City officials visited various schools last month to surprise the 12 winning students of the 16th annual Arlington Animal Essay Contest, but the excitement for these students and their accomplishments didn't stop there.

The Arlington City Council also recognized these students for their exceptional essays Tuesday, March 7, following a special reception at City Hall.

Each essay winners received a Kindle Fire, which was donated by Arlington Professional Fire Fighters Association and the City of Arlington, as well as a $100 savings account, provided by EECU, the Arlington Professional Fire Fighters Association and the City of Arlington.

More than 1,300 third through sixth-grade students entered in the essay contest to help raise awareness and promote responsible pet ownership. Each grade level was given a different prompt to allow creativity on the topic.

Third grades were asked which animal or insect they would be and why. First-place Winner Amber Bains would be a monarch butterfly and "fly all day and wrap my wings around myself at night. I would also be very careful because different animals might want to eat me whole!"
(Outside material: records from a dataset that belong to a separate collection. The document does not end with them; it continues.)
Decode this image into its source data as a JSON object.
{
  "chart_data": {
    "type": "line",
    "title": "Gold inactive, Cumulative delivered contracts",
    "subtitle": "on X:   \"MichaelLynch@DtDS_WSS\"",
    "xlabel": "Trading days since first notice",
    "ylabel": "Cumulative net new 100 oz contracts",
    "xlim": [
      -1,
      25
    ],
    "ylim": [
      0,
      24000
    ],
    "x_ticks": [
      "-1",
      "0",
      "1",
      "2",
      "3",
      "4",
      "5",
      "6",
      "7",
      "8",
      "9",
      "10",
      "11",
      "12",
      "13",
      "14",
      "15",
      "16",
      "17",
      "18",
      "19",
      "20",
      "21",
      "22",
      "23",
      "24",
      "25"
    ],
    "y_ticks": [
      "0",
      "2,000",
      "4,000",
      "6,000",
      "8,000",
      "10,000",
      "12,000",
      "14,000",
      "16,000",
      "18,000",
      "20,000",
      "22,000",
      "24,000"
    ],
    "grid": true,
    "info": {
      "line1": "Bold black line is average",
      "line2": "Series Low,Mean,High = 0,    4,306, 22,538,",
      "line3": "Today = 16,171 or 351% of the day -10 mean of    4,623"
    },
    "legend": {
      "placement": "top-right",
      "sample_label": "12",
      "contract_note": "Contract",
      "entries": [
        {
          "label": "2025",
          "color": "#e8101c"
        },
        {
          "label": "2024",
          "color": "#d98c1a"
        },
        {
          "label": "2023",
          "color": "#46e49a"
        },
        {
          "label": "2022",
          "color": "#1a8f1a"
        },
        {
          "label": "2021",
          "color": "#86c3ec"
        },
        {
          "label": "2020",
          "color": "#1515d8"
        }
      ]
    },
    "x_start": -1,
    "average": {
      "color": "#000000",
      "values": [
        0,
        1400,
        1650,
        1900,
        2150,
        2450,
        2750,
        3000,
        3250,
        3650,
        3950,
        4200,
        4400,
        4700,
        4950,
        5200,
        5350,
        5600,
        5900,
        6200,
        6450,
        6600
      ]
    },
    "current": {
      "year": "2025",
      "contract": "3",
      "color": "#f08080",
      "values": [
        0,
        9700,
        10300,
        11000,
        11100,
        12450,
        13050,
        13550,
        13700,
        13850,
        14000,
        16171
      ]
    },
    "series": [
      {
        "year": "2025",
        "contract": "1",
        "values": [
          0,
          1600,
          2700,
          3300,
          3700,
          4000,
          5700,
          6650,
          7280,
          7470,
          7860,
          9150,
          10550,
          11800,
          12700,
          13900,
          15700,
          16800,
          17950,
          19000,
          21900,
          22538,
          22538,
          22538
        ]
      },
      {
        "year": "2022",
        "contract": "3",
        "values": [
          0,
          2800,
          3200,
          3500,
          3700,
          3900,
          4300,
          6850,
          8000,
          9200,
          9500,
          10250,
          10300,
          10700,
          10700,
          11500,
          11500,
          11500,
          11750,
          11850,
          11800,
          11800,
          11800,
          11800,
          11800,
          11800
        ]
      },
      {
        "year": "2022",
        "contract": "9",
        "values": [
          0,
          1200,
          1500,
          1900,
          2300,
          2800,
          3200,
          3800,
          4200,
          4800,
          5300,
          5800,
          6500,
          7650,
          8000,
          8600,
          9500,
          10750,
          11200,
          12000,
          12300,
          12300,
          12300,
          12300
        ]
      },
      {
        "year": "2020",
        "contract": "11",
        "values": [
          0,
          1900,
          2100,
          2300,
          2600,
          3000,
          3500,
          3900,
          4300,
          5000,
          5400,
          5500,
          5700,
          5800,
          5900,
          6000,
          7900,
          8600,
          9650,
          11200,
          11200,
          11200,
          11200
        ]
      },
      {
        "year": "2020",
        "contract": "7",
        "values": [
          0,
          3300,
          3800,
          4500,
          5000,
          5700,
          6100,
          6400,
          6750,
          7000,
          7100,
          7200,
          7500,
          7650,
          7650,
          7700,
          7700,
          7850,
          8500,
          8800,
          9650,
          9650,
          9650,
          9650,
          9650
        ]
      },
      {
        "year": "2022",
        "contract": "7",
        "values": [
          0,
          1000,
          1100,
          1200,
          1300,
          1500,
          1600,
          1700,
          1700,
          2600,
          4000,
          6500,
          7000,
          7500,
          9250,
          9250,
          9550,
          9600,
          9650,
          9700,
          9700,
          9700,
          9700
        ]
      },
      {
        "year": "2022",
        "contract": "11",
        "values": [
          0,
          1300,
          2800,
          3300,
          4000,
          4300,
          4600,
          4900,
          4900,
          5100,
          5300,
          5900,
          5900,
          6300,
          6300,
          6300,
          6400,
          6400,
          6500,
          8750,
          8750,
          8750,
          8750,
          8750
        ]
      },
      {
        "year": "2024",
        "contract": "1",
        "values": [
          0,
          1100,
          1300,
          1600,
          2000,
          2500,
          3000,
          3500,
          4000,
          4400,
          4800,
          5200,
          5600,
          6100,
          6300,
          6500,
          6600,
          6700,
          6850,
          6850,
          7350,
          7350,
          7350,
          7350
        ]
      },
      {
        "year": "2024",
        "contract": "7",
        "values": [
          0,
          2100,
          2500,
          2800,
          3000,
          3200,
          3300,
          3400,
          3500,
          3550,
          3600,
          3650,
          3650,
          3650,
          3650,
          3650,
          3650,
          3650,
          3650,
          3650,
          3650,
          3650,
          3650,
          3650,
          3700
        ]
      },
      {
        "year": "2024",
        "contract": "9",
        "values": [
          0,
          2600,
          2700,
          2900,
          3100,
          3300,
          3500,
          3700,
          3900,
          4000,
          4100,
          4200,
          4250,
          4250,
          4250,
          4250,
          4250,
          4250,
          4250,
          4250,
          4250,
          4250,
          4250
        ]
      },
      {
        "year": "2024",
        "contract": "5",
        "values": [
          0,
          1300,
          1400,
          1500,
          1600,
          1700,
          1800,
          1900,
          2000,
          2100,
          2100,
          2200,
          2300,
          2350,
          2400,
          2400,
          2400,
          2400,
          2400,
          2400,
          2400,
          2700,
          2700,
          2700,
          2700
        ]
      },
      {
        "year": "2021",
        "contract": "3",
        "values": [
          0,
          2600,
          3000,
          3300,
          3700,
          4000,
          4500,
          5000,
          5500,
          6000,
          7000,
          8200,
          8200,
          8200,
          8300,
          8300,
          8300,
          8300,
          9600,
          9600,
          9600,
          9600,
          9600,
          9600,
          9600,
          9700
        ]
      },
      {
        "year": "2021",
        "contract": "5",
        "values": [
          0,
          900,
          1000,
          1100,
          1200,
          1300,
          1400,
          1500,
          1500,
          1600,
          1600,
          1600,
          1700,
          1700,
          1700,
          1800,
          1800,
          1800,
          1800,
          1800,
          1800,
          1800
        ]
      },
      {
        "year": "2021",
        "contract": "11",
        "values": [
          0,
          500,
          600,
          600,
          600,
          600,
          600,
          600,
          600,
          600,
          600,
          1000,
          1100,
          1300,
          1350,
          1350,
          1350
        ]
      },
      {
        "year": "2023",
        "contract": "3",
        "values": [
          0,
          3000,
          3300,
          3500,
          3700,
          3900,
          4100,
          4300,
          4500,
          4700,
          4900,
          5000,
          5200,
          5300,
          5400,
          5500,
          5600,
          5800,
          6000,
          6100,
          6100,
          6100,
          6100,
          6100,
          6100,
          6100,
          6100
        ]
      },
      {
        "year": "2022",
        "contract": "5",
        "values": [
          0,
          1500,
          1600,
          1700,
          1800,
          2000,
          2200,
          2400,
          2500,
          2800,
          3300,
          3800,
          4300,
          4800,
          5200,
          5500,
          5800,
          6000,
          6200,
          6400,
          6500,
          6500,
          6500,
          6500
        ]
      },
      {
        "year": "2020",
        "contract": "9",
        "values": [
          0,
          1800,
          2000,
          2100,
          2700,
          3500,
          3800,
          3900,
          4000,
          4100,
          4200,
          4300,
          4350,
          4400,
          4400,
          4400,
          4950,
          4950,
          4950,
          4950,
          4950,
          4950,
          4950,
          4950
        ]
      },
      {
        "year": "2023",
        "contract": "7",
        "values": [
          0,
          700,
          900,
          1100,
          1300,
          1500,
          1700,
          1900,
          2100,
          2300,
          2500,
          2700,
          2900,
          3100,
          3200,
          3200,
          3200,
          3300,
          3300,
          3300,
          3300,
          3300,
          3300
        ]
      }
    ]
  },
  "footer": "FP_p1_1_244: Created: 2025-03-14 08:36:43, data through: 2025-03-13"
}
Fourth-grade first place winner Kyle Crissey took the opportunity to advocate for animals and recognize the responsibility it is to have a pet when asked what animals need aside from food, shelter, and water. "Having a pet is very fun but it is also a serious responsibility. It is a living creature just like a human and needs to have constant care, protection, exercise, and love to survive," said Crissey in his essay.

Payton Sheehan, the first-place winner of the fifth-grade category used her paw jokes to explain what she thinks should be done to improve the lives of animals. "You can be an animal advocate in your neighborhood too! Paw, I mean put, out water and food bowls for cats and dogs in your area & ask your neighbors to do it too! There are a lot of stray animals that need our care."

Thinking toward the future sixth grader Ella Trammel used her imagination and love for animals to come up with ideas of how animal shelters should be different in 2060. In her first-place essay Trammel suggested animals from shelters go to "nursing homes, [where] the pets could be used to entertain or provide comfort for the residents. In retirement homes, the shelters could be run by residents who are willing and able to provide care for the pets and work towards getting these pets adopted."